After I checked on the animals, I busied myself around the house. I swept and mopped the wood floors, and plugged in a vacuum to do the rugs. The solar panels and battery array Twist set up were keeping us supplied with enough power to run a lot of our electrical items. How Twist figured out how to make solar power work is beyond me, but he spent several weeks reading books at night about electrical wiring and solar kits. He said that some people back before the Flu had such good solar power that they were able to kick energy back into their local grids, and then their power companies had to cut them checks for the surplus every month. I just looked forward to him getting enough power running through the house that we can have all the electrical power we need. A year ago, I was living by candlelight and scrap-wood fires in a Brooklyn flat. Now, I had a nice, big house in a beautiful part of Texas with electrical lights and a vacuum. It seemed so crazy to me. A year ago, I would have gladly cut off one of my toes to have a working TV again just to break up the boredom. Now, I have one. Granted, there is no more over-the-air television or cable, but at least we have a massive DVD collection. I don’t take power for granted anymore. Every time I flip a light switch in the bedroom and the room is illuminated with clean, bright, white light, I say a silent prayer of thanks.

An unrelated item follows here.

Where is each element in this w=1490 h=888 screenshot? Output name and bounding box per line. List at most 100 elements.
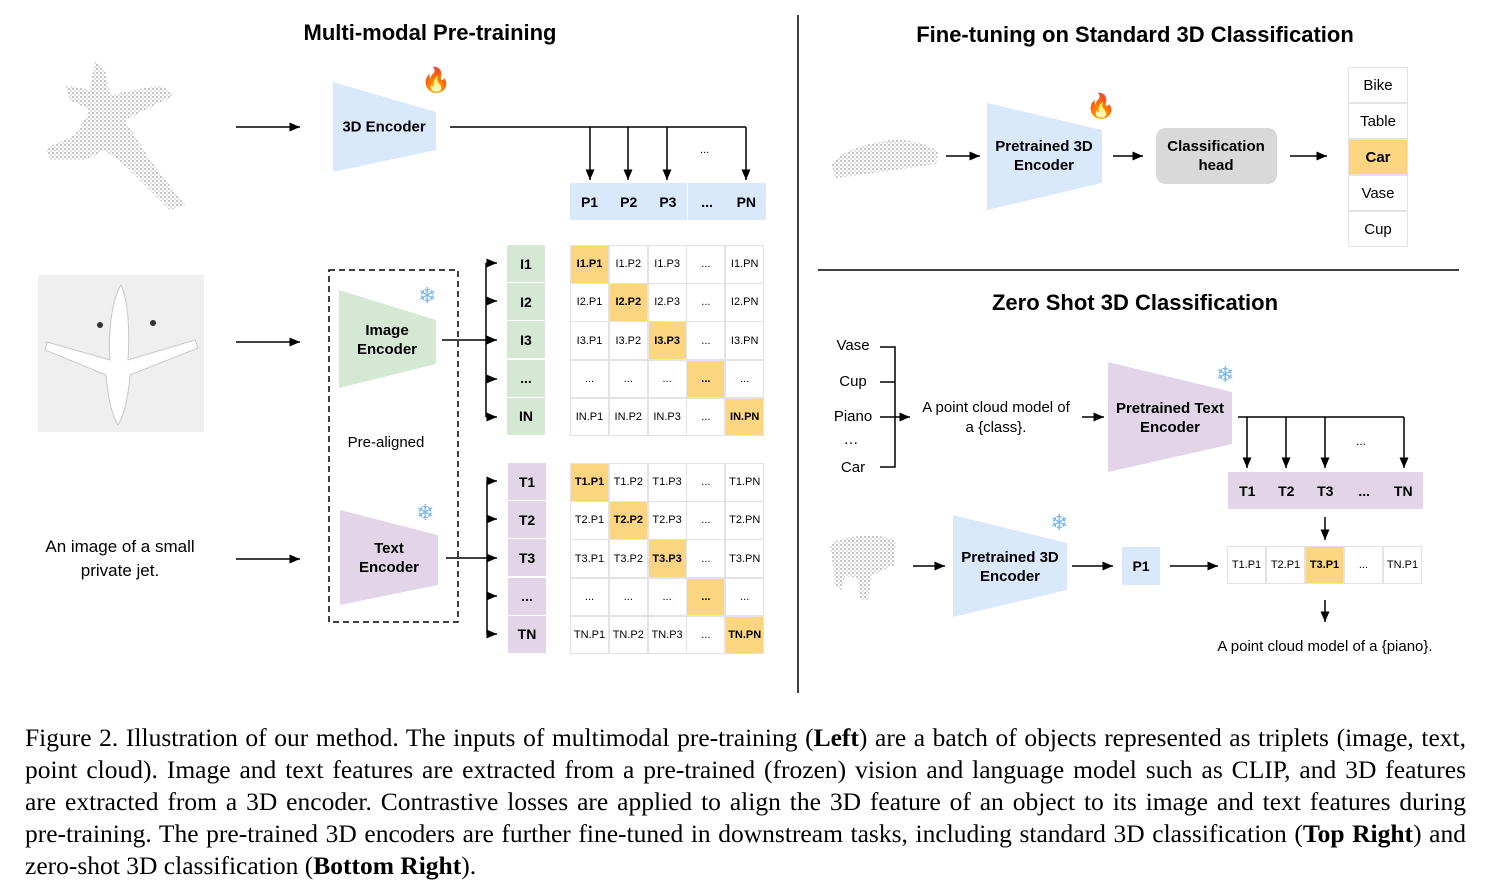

My nesting instinct started kicking in a couple of weeks ago. I read about that in one of the pregnancy books I picked up. It’s apparently a common inclination of women heading toward childbirth. It is an overwhelming desire to clean things, get rid of detritus around the house, and prepare the home for the arrival of the child. My nesting was getting ridiculous. I wanted to sanitize everything. I had dozens of spray bottles of cleanser in my store home next door. I brought a couple of them over to the living house and started spraying down surfaces and scrubbing them a sponge. I heated water to boiling to kill any germs on the sponges first, and then I worked myself to near-exhaustion just preparing the house. It felt like nothing could be too clean. One of the pregnancy books I read said that the nesting instinct gets stronger when the baby gets closer to arriving. I hoped that wasn’t true. I was not ready for this baby to arrive, yet.